A causa da evolução do dogma está, para Fromm, na transformação de
situação sócio-econômica ou no retrocesso das forças econômicas e suas
conseqüências sociais.
Em minha opinião é válida algumas considerações de Fromm acerca do
pensamento evolutivo do Cristianismo até as formulações mais concretas do que ele
chama de dogma. Realmente a igreja passou por uma série de mudanças, quer
sejam boas ou ruins, com certeza mudaram. Não posso deixar de reconhecer que a
situação social peculiar foi, sim, um dos motivos por tal mudança. O que não
podemos é simplesmente fechar a temática com este argumento, pois com certeza
há outros a pesquisar.
Outro ponto interessante foi a percepção que ele notou a respeito da
individualização do cristianismo, o que é realmente uma coisa verdadeira, no entanto
nem de longe absoluta. Em contraste, a efervescência dos primeiros movimentos
cristãos (primitivos). Que posso não concordar com Fromm acerca de seus detalhes,
mas que com certeza havia uma preocupação em estender o Reino de Deus, ou
seja, uma preocupação além do indivíduo, mas com a situação histórica, bem como
as questões de opressão que claramente os cercavam.

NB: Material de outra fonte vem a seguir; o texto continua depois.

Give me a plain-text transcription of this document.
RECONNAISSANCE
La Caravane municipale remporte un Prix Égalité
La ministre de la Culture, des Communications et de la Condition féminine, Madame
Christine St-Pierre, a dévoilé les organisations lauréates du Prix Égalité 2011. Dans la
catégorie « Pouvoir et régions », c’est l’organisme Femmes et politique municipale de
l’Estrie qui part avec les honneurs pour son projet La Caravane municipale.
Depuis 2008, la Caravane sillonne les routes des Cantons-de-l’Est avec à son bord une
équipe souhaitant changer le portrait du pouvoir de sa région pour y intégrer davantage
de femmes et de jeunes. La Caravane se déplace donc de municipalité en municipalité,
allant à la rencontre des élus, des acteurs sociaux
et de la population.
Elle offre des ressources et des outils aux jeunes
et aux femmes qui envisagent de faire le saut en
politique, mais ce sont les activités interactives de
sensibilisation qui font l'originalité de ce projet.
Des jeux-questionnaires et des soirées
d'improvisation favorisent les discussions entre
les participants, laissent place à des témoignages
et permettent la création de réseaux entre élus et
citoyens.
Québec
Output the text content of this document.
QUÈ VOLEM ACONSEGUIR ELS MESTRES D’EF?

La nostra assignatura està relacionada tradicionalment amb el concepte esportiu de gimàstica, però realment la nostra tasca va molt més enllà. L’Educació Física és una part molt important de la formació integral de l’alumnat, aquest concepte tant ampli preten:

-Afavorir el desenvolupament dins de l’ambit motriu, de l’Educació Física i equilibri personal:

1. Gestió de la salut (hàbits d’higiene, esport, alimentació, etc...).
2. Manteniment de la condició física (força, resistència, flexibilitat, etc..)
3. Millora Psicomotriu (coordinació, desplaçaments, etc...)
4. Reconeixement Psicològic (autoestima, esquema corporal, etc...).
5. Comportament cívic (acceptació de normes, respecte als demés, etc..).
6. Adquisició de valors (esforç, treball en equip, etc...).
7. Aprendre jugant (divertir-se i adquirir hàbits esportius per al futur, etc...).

Não podemos esquecer-nos de mencionar que o próprio Fromm no prefácio
afirma que “este ensaio foi escrito num período em que eu era rigorosamente
freudiano. (...) minhas opiniões em Psicanálise modificaram-se bastante, e muitas
das formulações deste ensaio seriam diferentes, se as escrevesse hoje” (p. 7).
Recomendo a leitura para conhecermos melhor o pensamento deste
pensador tão influente nos estudos sobre Psicologia da Religião.